Focus Scientific Research
Austrian Portraiture in the 18th century. The collection of the Elisabethinen convent in Klagenfurt
Eva Kernbauer
Institute for Art History Project partners: Convent “Elisabethinen Klagenfurt”;
Institute for Conservation and Restoration, University of Applied Arts, Vienna
The project
aims to investigate approximately 135 portraits from the collection of the Elisabethinen convent in Klagenfurt bequeathed
by the Austrian archduchess Maria Anna (1738-1789). The convolute consists of oil paintings and pastels showing Habsburg aristocrats
and contemporary clerics, including an ancestral gallery as well as a depiction of Maria Theresia and Franz Stephan in carnival
costumes. An extraordinary density of children’s portraits further characterizes the collection. Between 2010 and 2012 the
works were, for the first time, documented, inventoried and subjected to restoration and conservation measures by the Institute
for Conservation and Restoration at the University of Applied Arts. The current project affiliated to the Department of Art
History addresses a profound study of the collection’s art-historical and cultural contexts.
The project’s main
objectives are a contextualization of the artworks within regional and transregional 18th-century art production and distribution,
an attribution to artists and workshops, and a reconstruction of the history of the collection before and after the accession
of Maria Anna’s estate by the Elisabethinen convent after her death in 1789. On the one hand, the study attempts to reconstruct
the original structure of the collection as well as the provenances of the individual objects, and on the other hand their
historical presentation at the Viennese court, respectively at the residency in Klagenfurt, in order to describe the representational
and memorial functions of the paintings and pastels.
The role of the archduchess herself will be also considered
from a feminist perspective, as she acted not only as collector but also as a well-recognized engraver and painter. From a
socio-historical perspective the project attempts to examine the Habsburg environment and to analyze the children’s portraits
within the changing notions of childhood in the 18th century.

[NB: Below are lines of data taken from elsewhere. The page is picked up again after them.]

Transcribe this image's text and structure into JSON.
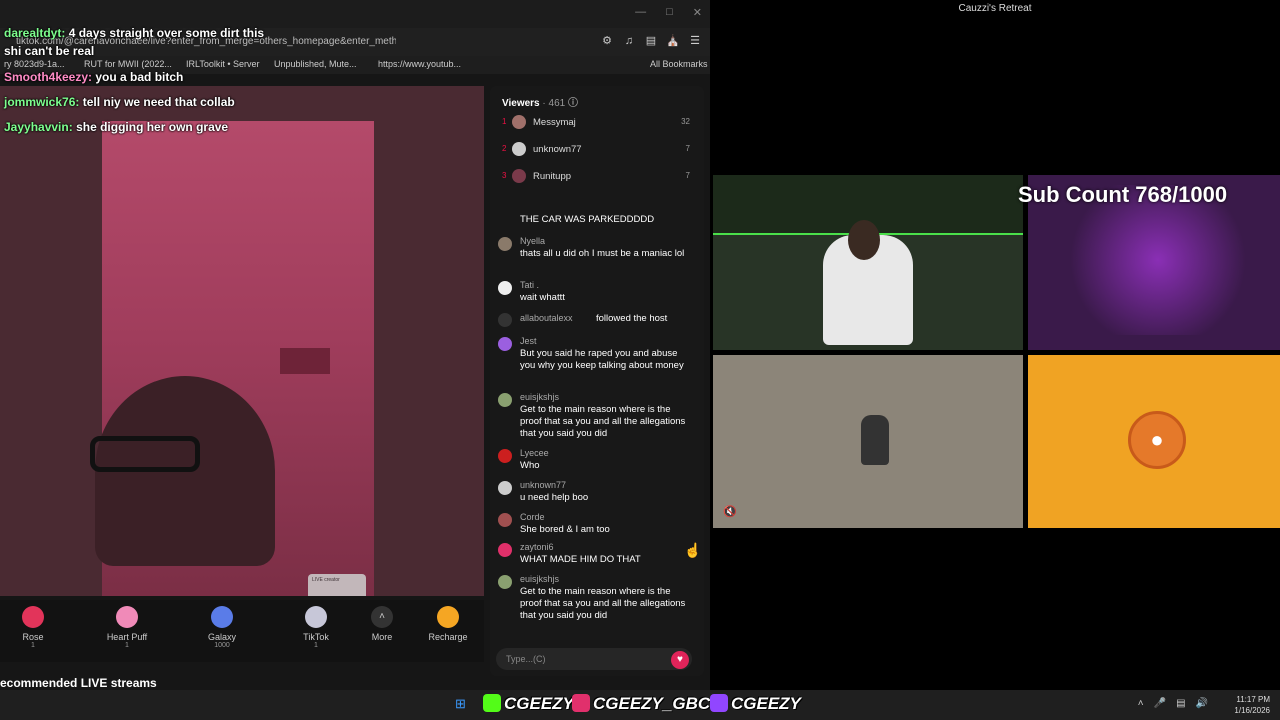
{
  "browser": {
    "url": "tiktok.com/@carenavonchaee/live?enter_from_merge=others_homepage&enter_metho...",
    "bookmarks": [
      "ry 8023d9-1a...",
      "RUT for MWII (2022...",
      "IRLToolkit • Server",
      "Unpublished, Mute...",
      "https://www.youtub...",
      "All Bookmarks"
    ]
  },
  "overlay_chat": [
    {
      "name": "darealtdyt:",
      "msg": "4 days straight over some dirt this"
    },
    {
      "name": "",
      "msg": "shi can't be real"
    },
    {
      "name": "Smooth4keezy:",
      "msg": "you a bad bitch"
    },
    {
      "name": "jommwick76:",
      "msg": "tell niy we need that collab"
    },
    {
      "name": "Jayyhavvin:",
      "msg": "she digging her own grave"
    }
  ],
  "gifts": [
    {
      "label": "Rose",
      "cost": "1",
      "color": "#e2345a"
    },
    {
      "label": "Heart Puff",
      "cost": "1",
      "color": "#f08ab8"
    },
    {
      "label": "Galaxy",
      "cost": "1000",
      "color": "#5a7ce8"
    },
    {
      "label": "TikTok",
      "cost": "1",
      "color": "#c7c7d8"
    },
    {
      "label": "More",
      "cost": "",
      "color": "#333333"
    },
    {
      "label": "Recharge",
      "cost": "",
      "color": "#f5a623"
    }
  ],
  "recommended": "ecommended LIVE streams",
  "pip_label": "LIVE creator",
  "viewers": {
    "title": "Viewers",
    "count": "· 461",
    "top": [
      {
        "rank": "1",
        "name": "Messymaj",
        "score": "32"
      },
      {
        "rank": "2",
        "name": "unknown77",
        "score": "7"
      },
      {
        "rank": "3",
        "name": "Runitupp",
        "score": "7"
      }
    ]
  },
  "chat": [
    {
      "name": "",
      "text": "THE CAR WAS PARKEDDDDD",
      "color": "#555555"
    },
    {
      "name": "Nyella",
      "text": "thats all u did oh I must be a maniac lol",
      "color": "#8a7a6a"
    },
    {
      "name": "Tati .",
      "text": "wait whattt",
      "color": "#eeeeee"
    },
    {
      "name": "allaboutalexx",
      "text": "followed the host",
      "color": "#333333"
    },
    {
      "name": "Jest",
      "text": "But you said he raped you and abuse you why you keep talking about money",
      "color": "#9b5fe0"
    },
    {
      "name": "euisjkshjs",
      "text": "Get to the main reason where is the proof that sa you and all the allegations that you said you did",
      "color": "#8aa070"
    },
    {
      "name": "Lyecee",
      "text": "Who",
      "color": "#cc1f1f"
    },
    {
      "name": "unknown77",
      "text": "u need help boo",
      "color": "#cccccc"
    },
    {
      "name": "Corde",
      "text": "She bored & I am too",
      "color": "#a05050"
    },
    {
      "name": "zaytoni6",
      "text": "WHAT MADE HIM DO THAT",
      "color": "#e0306a"
    },
    {
      "name": "euisjkshjs",
      "text": "Get to the main reason where is the proof that sa you and all the allegations that you said you did",
      "color": "#8aa070"
    }
  ],
  "chat_input_placeholder": "Type...(C)",
  "right": {
    "window_title": "Cauzzi's Retreat",
    "sub_count": "Sub Count 768/1000"
  },
  "taskbar": {
    "kick": "CGEEZY",
    "instagram": "CGEEZY_GBC",
    "twitch": "CGEEZY",
    "time": "11:17 PM",
    "date": "1/16/2026"
  }
}
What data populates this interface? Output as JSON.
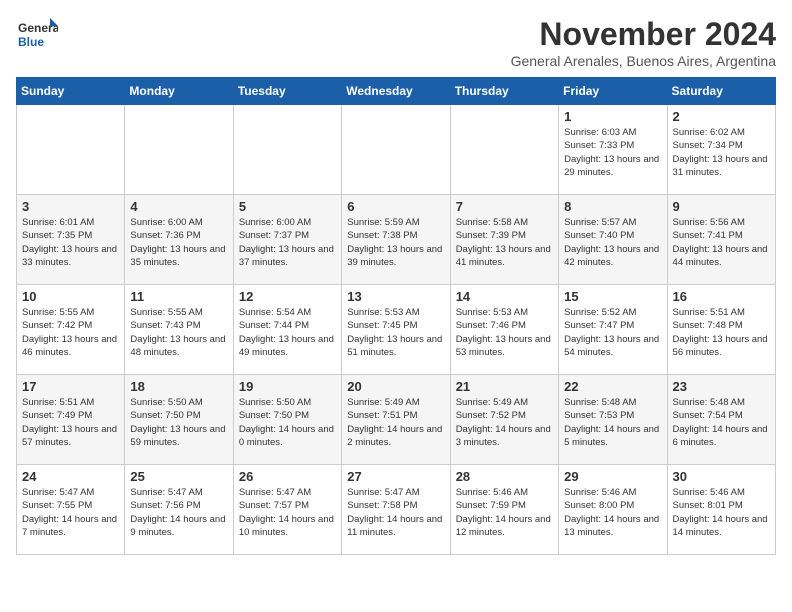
{
  "header": {
    "logo_general": "General",
    "logo_blue": "Blue",
    "month_title": "November 2024",
    "subtitle": "General Arenales, Buenos Aires, Argentina"
  },
  "weekdays": [
    "Sunday",
    "Monday",
    "Tuesday",
    "Wednesday",
    "Thursday",
    "Friday",
    "Saturday"
  ],
  "weeks": [
    [
      {
        "day": "",
        "info": ""
      },
      {
        "day": "",
        "info": ""
      },
      {
        "day": "",
        "info": ""
      },
      {
        "day": "",
        "info": ""
      },
      {
        "day": "",
        "info": ""
      },
      {
        "day": "1",
        "info": "Sunrise: 6:03 AM\nSunset: 7:33 PM\nDaylight: 13 hours and 29 minutes."
      },
      {
        "day": "2",
        "info": "Sunrise: 6:02 AM\nSunset: 7:34 PM\nDaylight: 13 hours and 31 minutes."
      }
    ],
    [
      {
        "day": "3",
        "info": "Sunrise: 6:01 AM\nSunset: 7:35 PM\nDaylight: 13 hours and 33 minutes."
      },
      {
        "day": "4",
        "info": "Sunrise: 6:00 AM\nSunset: 7:36 PM\nDaylight: 13 hours and 35 minutes."
      },
      {
        "day": "5",
        "info": "Sunrise: 6:00 AM\nSunset: 7:37 PM\nDaylight: 13 hours and 37 minutes."
      },
      {
        "day": "6",
        "info": "Sunrise: 5:59 AM\nSunset: 7:38 PM\nDaylight: 13 hours and 39 minutes."
      },
      {
        "day": "7",
        "info": "Sunrise: 5:58 AM\nSunset: 7:39 PM\nDaylight: 13 hours and 41 minutes."
      },
      {
        "day": "8",
        "info": "Sunrise: 5:57 AM\nSunset: 7:40 PM\nDaylight: 13 hours and 42 minutes."
      },
      {
        "day": "9",
        "info": "Sunrise: 5:56 AM\nSunset: 7:41 PM\nDaylight: 13 hours and 44 minutes."
      }
    ],
    [
      {
        "day": "10",
        "info": "Sunrise: 5:55 AM\nSunset: 7:42 PM\nDaylight: 13 hours and 46 minutes."
      },
      {
        "day": "11",
        "info": "Sunrise: 5:55 AM\nSunset: 7:43 PM\nDaylight: 13 hours and 48 minutes."
      },
      {
        "day": "12",
        "info": "Sunrise: 5:54 AM\nSunset: 7:44 PM\nDaylight: 13 hours and 49 minutes."
      },
      {
        "day": "13",
        "info": "Sunrise: 5:53 AM\nSunset: 7:45 PM\nDaylight: 13 hours and 51 minutes."
      },
      {
        "day": "14",
        "info": "Sunrise: 5:53 AM\nSunset: 7:46 PM\nDaylight: 13 hours and 53 minutes."
      },
      {
        "day": "15",
        "info": "Sunrise: 5:52 AM\nSunset: 7:47 PM\nDaylight: 13 hours and 54 minutes."
      },
      {
        "day": "16",
        "info": "Sunrise: 5:51 AM\nSunset: 7:48 PM\nDaylight: 13 hours and 56 minutes."
      }
    ],
    [
      {
        "day": "17",
        "info": "Sunrise: 5:51 AM\nSunset: 7:49 PM\nDaylight: 13 hours and 57 minutes."
      },
      {
        "day": "18",
        "info": "Sunrise: 5:50 AM\nSunset: 7:50 PM\nDaylight: 13 hours and 59 minutes."
      },
      {
        "day": "19",
        "info": "Sunrise: 5:50 AM\nSunset: 7:50 PM\nDaylight: 14 hours and 0 minutes."
      },
      {
        "day": "20",
        "info": "Sunrise: 5:49 AM\nSunset: 7:51 PM\nDaylight: 14 hours and 2 minutes."
      },
      {
        "day": "21",
        "info": "Sunrise: 5:49 AM\nSunset: 7:52 PM\nDaylight: 14 hours and 3 minutes."
      },
      {
        "day": "22",
        "info": "Sunrise: 5:48 AM\nSunset: 7:53 PM\nDaylight: 14 hours and 5 minutes."
      },
      {
        "day": "23",
        "info": "Sunrise: 5:48 AM\nSunset: 7:54 PM\nDaylight: 14 hours and 6 minutes."
      }
    ],
    [
      {
        "day": "24",
        "info": "Sunrise: 5:47 AM\nSunset: 7:55 PM\nDaylight: 14 hours and 7 minutes."
      },
      {
        "day": "25",
        "info": "Sunrise: 5:47 AM\nSunset: 7:56 PM\nDaylight: 14 hours and 9 minutes."
      },
      {
        "day": "26",
        "info": "Sunrise: 5:47 AM\nSunset: 7:57 PM\nDaylight: 14 hours and 10 minutes."
      },
      {
        "day": "27",
        "info": "Sunrise: 5:47 AM\nSunset: 7:58 PM\nDaylight: 14 hours and 11 minutes."
      },
      {
        "day": "28",
        "info": "Sunrise: 5:46 AM\nSunset: 7:59 PM\nDaylight: 14 hours and 12 minutes."
      },
      {
        "day": "29",
        "info": "Sunrise: 5:46 AM\nSunset: 8:00 PM\nDaylight: 14 hours and 13 minutes."
      },
      {
        "day": "30",
        "info": "Sunrise: 5:46 AM\nSunset: 8:01 PM\nDaylight: 14 hours and 14 minutes."
      }
    ]
  ]
}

Finally, the specific qualities of the Klagenfurt
collection will be addressed in terms of 18th-century genre conventions: the portraits partially quote large-format family-portraits
or sections of full-figure paintings by well-known 18th-century artists. These links to specific conventions and functions
questions more conventional conceptions of portraiture as a direct, at most idealized, rendition of physical appearance: depictions
that at first sight look authentic, may turn out as iterated and only slightly varied.